To date, United Way has provided funding for innovative programs including ReGrow, College Confidence at Self Love Beauty, Lead2Read at The Legacy Center, Surplus Food Distribution at West Midland Family Center, Disability Survey for the Disability Coalition, Leveraging Income for Tomorrow (LIFT) in collaboration with 2-1-1 of Northeast Michigan, Friendly Connections, Coleman Community Market at the Greater Midland Coleman Family Center and eMentoring with local schools.

“SPARK is an idea that we’ve been developing for years,” shared Miller. “Beyond the compelling impact created through our partner agencies and volunteers, there are still persistent issues that need an innovative spark. It is a collective impact model that creates a community of stakeholders that can tackle an issue, co-creating systems and solutions that play to each of their strengths. At its very core, it is nimble, allowing for strategy and funding shifts throughout a continuous learning loop to ensure maximum impact. It places people at the center.”

United Way has a long history of incubating bold ideas. Some examples include Success by Six (which is now the Great Start Collaborative) and First Call for Help (now known as 211 of NE Michigan.

“We’ve had incredible success with the eight programs we’ve launched collaboratively and look forward to how these investments can help continue to move the needle collectively,” Miller shared.

United Way celebrated outgoing Board members Mauro Gregorio, President of Performance Materials & Coatings, and Mike Sharrow, Superintendent at Midland Pubic Schools.  Mauro served six years on the United Way of Midland County Board and shared his gratitude for the important work United Way does in our community. Sharrow was unable to attend the meeting but was recognized for his sound voice and insight shared during his seven-year service to the Board.

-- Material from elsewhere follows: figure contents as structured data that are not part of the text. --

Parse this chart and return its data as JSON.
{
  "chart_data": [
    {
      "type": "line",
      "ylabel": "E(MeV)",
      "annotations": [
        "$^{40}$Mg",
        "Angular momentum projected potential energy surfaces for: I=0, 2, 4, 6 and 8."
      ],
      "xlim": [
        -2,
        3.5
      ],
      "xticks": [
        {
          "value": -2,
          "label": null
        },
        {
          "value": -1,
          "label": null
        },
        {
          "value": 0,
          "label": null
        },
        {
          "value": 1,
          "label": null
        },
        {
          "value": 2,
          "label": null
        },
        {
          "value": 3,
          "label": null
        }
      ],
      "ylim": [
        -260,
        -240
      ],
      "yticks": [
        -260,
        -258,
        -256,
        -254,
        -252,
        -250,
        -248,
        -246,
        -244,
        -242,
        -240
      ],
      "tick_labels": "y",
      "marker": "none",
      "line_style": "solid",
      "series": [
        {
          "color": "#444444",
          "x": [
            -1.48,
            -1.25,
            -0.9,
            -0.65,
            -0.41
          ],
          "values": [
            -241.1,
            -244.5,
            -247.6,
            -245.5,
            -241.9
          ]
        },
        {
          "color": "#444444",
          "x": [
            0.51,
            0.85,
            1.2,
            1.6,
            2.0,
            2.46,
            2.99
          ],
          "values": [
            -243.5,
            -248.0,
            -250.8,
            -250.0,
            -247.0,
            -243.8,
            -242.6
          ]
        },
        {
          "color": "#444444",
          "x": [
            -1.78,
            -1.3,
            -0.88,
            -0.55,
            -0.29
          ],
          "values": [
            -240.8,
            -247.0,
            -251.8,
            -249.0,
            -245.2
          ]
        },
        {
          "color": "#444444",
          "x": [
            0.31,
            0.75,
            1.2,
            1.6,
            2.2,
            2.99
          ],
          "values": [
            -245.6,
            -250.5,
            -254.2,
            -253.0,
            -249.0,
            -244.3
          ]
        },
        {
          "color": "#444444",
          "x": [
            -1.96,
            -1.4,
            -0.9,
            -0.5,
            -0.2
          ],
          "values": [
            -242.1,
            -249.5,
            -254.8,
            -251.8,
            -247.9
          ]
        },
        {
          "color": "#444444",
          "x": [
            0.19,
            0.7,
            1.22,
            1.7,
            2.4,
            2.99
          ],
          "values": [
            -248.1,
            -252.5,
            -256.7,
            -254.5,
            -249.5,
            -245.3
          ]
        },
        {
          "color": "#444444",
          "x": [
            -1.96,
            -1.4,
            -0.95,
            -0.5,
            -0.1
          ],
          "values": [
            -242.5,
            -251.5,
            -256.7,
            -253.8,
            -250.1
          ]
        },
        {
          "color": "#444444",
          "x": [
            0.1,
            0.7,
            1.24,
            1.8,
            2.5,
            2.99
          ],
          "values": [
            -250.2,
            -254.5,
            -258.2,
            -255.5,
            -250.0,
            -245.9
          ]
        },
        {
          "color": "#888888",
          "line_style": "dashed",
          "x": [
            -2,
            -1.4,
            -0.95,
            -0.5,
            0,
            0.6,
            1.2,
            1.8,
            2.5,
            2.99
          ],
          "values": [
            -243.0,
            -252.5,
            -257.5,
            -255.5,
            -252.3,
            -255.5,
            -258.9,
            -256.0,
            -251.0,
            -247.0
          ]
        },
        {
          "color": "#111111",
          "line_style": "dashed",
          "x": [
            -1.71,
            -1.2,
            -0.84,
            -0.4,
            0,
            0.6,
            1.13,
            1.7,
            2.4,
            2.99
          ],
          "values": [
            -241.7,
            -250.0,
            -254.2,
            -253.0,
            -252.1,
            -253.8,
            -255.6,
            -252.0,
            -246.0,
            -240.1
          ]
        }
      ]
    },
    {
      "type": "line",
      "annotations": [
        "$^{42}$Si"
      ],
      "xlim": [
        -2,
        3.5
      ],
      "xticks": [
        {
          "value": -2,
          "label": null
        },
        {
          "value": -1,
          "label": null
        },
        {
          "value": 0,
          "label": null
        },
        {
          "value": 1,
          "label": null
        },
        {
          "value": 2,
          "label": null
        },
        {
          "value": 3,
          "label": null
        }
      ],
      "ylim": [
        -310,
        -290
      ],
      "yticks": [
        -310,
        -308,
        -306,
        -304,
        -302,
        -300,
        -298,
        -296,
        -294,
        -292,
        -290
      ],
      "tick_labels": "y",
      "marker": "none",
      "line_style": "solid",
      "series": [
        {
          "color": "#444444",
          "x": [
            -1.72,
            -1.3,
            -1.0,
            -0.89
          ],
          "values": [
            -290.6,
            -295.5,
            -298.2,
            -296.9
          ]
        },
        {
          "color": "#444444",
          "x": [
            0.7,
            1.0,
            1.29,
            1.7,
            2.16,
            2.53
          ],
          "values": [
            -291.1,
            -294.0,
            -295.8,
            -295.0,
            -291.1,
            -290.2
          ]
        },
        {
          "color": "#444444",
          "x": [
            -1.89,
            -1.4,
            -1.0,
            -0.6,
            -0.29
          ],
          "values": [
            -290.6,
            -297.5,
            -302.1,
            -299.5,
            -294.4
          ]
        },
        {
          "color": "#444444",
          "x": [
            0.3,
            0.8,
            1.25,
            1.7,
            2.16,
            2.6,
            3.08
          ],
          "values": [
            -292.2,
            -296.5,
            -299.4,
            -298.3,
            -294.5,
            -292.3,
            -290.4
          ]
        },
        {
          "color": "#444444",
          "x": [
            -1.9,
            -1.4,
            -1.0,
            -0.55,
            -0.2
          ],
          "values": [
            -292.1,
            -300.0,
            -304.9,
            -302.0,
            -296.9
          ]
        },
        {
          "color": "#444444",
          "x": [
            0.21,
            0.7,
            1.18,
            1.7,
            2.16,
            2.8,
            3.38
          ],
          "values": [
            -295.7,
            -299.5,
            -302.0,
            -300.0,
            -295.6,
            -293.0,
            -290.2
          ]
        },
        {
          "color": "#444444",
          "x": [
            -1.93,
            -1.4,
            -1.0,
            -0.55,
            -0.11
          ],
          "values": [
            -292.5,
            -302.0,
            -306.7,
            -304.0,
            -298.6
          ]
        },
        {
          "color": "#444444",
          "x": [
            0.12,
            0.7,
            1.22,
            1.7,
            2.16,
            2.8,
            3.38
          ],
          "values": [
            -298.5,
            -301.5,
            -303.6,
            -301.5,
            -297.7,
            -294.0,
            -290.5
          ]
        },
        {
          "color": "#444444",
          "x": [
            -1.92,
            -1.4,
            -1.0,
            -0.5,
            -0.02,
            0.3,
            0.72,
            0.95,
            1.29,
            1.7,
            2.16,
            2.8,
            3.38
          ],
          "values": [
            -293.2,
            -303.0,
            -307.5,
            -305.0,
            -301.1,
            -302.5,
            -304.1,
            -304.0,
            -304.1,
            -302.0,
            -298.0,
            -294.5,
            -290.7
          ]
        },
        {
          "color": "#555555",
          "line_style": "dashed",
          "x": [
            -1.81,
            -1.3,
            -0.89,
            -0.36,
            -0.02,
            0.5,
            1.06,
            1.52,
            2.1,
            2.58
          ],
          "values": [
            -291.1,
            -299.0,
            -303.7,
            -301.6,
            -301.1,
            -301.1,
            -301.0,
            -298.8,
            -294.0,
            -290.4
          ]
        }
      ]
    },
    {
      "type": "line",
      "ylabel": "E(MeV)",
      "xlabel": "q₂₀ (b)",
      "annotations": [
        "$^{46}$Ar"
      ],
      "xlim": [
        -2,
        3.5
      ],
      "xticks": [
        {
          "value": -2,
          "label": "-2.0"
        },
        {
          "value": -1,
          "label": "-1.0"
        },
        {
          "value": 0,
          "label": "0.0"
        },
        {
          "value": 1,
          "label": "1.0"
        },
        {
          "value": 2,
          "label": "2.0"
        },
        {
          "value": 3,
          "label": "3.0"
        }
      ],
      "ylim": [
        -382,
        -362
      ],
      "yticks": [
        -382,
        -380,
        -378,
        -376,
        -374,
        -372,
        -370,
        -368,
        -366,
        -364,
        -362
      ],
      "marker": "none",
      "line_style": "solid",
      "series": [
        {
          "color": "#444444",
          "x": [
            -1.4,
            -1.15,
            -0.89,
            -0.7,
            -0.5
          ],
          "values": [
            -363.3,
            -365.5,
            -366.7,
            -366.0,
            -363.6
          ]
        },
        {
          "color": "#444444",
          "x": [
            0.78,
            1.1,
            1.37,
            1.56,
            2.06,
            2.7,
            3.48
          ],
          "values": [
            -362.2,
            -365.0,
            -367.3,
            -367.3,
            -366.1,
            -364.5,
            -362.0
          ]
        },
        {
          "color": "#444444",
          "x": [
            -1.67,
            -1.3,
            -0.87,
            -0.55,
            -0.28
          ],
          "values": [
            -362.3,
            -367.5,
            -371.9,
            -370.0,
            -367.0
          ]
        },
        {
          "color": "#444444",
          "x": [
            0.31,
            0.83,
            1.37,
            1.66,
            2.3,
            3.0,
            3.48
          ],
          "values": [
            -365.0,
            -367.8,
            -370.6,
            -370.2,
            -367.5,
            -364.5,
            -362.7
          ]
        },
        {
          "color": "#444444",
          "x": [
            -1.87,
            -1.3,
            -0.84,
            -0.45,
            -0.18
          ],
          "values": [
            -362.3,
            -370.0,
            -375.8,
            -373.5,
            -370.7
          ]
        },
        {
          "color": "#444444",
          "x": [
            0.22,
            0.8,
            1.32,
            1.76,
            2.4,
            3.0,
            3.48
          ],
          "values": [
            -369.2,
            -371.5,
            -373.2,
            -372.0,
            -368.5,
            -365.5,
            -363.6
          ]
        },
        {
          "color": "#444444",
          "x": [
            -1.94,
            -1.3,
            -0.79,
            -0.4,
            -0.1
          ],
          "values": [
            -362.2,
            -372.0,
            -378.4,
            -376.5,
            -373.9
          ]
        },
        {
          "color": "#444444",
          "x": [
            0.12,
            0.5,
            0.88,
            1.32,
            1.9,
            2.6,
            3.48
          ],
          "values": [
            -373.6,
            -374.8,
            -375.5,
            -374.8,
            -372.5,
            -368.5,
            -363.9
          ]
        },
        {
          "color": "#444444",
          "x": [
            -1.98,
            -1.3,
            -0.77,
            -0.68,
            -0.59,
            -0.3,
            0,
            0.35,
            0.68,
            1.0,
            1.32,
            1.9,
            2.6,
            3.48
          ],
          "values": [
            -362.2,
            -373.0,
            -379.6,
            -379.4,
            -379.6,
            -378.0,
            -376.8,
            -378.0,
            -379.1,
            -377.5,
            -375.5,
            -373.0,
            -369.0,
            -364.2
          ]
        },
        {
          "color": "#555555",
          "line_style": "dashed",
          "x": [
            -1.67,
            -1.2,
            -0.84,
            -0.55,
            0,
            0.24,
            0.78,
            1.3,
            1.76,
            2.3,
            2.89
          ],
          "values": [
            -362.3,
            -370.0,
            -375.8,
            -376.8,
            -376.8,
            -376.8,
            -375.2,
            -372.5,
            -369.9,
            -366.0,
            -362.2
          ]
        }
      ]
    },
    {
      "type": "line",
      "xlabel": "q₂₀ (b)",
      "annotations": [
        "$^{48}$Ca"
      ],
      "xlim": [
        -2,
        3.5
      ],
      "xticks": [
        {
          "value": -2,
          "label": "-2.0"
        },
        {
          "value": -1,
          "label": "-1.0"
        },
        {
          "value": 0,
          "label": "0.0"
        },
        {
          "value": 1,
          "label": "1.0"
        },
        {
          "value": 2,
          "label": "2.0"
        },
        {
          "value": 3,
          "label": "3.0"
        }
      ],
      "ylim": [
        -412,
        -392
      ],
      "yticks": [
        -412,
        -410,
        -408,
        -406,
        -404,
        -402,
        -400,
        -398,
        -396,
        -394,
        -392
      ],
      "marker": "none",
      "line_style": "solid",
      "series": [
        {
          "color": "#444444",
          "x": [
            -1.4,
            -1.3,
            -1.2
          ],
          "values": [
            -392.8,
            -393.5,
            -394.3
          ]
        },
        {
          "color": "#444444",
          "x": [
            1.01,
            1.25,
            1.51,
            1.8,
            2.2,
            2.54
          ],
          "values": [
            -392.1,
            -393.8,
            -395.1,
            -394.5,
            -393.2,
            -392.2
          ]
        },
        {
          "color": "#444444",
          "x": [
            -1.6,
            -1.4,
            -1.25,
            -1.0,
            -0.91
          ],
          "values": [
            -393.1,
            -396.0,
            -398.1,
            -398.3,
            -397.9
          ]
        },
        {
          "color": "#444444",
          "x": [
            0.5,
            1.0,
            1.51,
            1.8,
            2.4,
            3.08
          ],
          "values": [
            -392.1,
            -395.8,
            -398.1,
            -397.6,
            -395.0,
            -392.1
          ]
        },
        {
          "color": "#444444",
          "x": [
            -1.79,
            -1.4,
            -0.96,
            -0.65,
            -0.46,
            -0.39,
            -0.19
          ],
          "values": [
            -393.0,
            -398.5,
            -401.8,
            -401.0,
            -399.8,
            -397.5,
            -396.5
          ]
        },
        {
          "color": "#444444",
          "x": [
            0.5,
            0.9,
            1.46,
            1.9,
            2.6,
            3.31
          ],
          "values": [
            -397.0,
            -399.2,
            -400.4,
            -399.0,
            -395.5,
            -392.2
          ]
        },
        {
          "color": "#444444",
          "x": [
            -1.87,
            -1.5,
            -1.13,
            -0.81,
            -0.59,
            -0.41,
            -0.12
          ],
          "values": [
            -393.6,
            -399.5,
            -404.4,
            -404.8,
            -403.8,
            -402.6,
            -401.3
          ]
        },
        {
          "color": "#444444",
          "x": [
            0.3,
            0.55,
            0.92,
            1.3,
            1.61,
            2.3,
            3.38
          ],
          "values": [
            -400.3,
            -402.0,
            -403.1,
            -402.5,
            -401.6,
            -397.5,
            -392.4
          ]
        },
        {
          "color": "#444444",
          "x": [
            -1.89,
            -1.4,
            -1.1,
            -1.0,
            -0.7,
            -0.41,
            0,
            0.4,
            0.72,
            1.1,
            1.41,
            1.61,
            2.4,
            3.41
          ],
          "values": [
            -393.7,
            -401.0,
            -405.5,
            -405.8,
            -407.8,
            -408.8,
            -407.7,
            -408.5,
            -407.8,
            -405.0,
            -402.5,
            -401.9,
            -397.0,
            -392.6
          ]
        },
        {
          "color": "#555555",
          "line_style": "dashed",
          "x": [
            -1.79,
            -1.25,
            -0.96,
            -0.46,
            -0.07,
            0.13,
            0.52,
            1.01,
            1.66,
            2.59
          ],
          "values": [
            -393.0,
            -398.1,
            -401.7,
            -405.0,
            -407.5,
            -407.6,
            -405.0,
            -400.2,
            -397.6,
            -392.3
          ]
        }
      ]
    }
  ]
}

The Board voted in new members Sinchan Banerjee, Global Process Owner – Procure to Pay with Dow, Penny Miller-Nelson, Associate Superintendent with Midland Public Schools and returning member Michael Gavin, Owner of Gavin and Associates.

The proposed slate of officers was approved naming Michael Gavin as Chair, Craig Stevens as Past Chair, Wally Mayton as Vice Chair, Patti Timm as Treasurer, Colin Broom as Secretary and Ann Beck as Community Impact Chair.

“As we celebrate the many success of last year, we also look forward,” shared Miller. “Our team is an incredible group of people with the most caring hearts, creative and innovative spirits and a drive to create change within our community. I’m so proud of the work our team does each and every day to ensure there is help in our community for the folks who need it most.”